Tetzaveh – When Obscenity is Apt

The imperatives of civility and refined speech are strongly stressed in the Talmud and in halacha. Yet, like all ideals, even those have their limits. An exception – the only one – to the imperative to avoid verbalizing crude characterizations is when it comes to idolatry.

As Rav Nachman says (Megillah 25b): “All mocking obscenity is forbidden except with reference to idol worship.” And the examples the Gemara offers are almost all about defecation.  The characterization of all idolatry as “avodas gilulim” in various places in Tanach may also be intended as a scatalogical reference, since galal is a word for biological waste.

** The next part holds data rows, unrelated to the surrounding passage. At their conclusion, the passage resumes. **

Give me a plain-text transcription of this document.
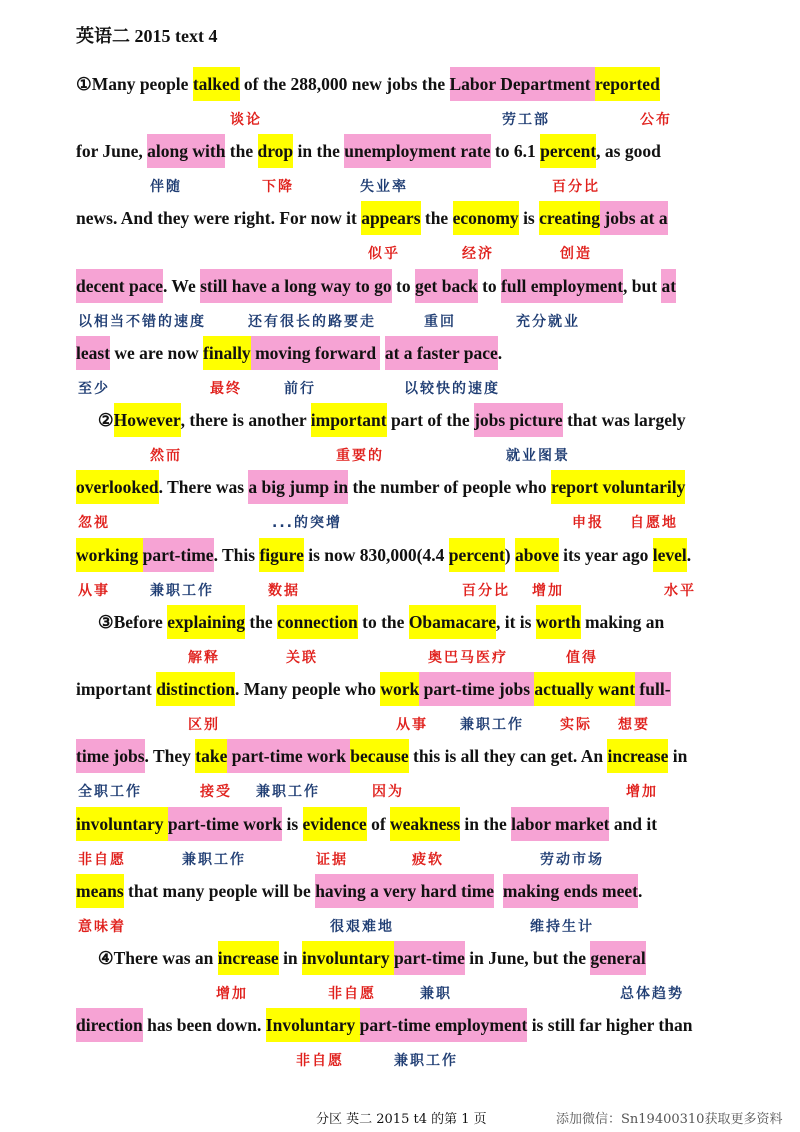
英语二 2015 text 4
①Many people talked of the 288,000 new jobs the Labor Department reported
谈论	劳工部	公布
for June, along with the drop in the unemployment rate to 6.1 percent, as good
伴随	下降	失业率	百分比
news. And they were right. For now it appears the economy is creating jobs at a
似乎	经济	创造
decent pace. We still have a long way to go to get back to full employment, but at
以相当不错的速度	还有很长的路要走	重回	充分就业
least we are now finally moving forward  at a faster pace.
至少	最终	前行	以较快的速度
②However, there is another important part of the jobs picture that was largely
然而	重要的	就业图景
overlooked. There was a big jump in the number of people who report voluntarily
忽视	...的突增	申报 自愿地
working part-time. This figure is now 830,000(4.4 percent) above its year ago level.
从事	兼职工作	数据	百分比 增加	水平
③Before explaining the connection to the Obamacare, it is worth making an
解释	关联	奥巴马医疗	值得
important distinction. Many people who work part-time jobs actually want full-
区别	从事 兼职工作	实际 想要
time jobs. They take part-time work because this is all they can get. An increase in
全职工作	接受 兼职工作	因为	增加
involuntary part-time work is evidence of weakness in the labor market and it
非自愿	兼职工作	证据	疲软	劳动市场
means that many people will be having a very hard time making ends meet.
意味着	很艰难地	维持生计
④There was an increase in involuntary part-time in June, but the general
增加	非自愿	兼职	总体趋势
direction has been down. Involuntary part-time employment is still far higher than
非自愿	兼职工作
分区 英二 2015 t4 的第 1 页	添加微信：Sn19400310获取更多资料
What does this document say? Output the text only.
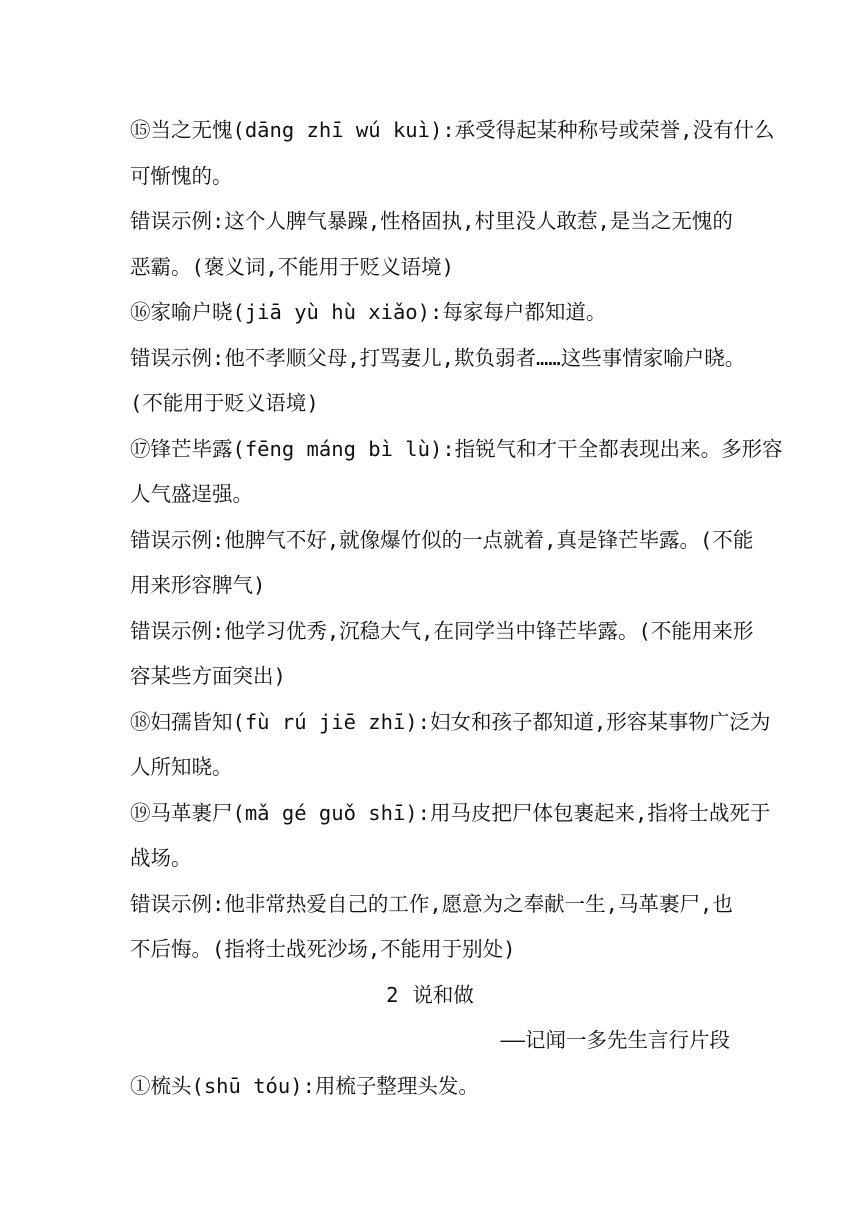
⑮当之无愧(dāng zhī wú kuì):承受得起某种称号或荣誉,没有什么
可惭愧的。
错误示例:这个人脾气暴躁,性格固执,村里没人敢惹,是当之无愧的
恶霸。(褒义词,不能用于贬义语境)
⑯家喻户晓(jiā yù hù xiǎo):每家每户都知道。
错误示例:他不孝顺父母,打骂妻儿,欺负弱者……这些事情家喻户晓。
(不能用于贬义语境)
⑰锋芒毕露(fēng máng bì lù):指锐气和才干全都表现出来。多形容
人气盛逞强。
错误示例:他脾气不好,就像爆竹似的一点就着,真是锋芒毕露。(不能
用来形容脾气)
错误示例:他学习优秀,沉稳大气,在同学当中锋芒毕露。(不能用来形
容某些方面突出)
⑱妇孺皆知(fù rú jiē zhī):妇女和孩子都知道,形容某事物广泛为
人所知晓。
⑲马革裹尸(mǎ gé guǒ shī):用马皮把尸体包裹起来,指将士战死于
战场。
错误示例:他非常热爱自己的工作,愿意为之奉献一生,马革裹尸,也
不后悔。(指将士战死沙场,不能用于别处)
2 说和做
——记闻一多先生言行片段
①梳头(shū tóu):用梳子整理头发。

And then there is the specific case of  Pe’or, the major idolatry whose entire service involves hallowing the act of defecation itself.

Rav Shimon Schwab, zt”l, brings up Rav Nachman’s dictum to suggest an intriguing understanding of one of the bigdei kehunah, the “priestly garments.” Rashi points out that it seems to him that the garment is apron-like, but worn in reverse of how aprons are usually worn, tied in the front with the bib in the back.

The Gemara, Rav Schwab reminds us, assigns an atonement that is effected by each of the bigdei kehunah. The ephod atones for the sin of idolatry (Arachin 16a).

Idolatry, notes Rav Schwab, is ultimately about worship of the physical, about veneration of the base. And that is why, as per Rav Nachman’s statement, it is derided by the navi, and permitted to be derided by us, as scatalogical in its essence. 

And so, he then posits, it is fitting that the ephod, the beged kehunah that atones for the sin of idolatry, is worn, oddly, in a way that covers the wearer’s lower back, subtly recalling its particular role among the bigdei kehunah.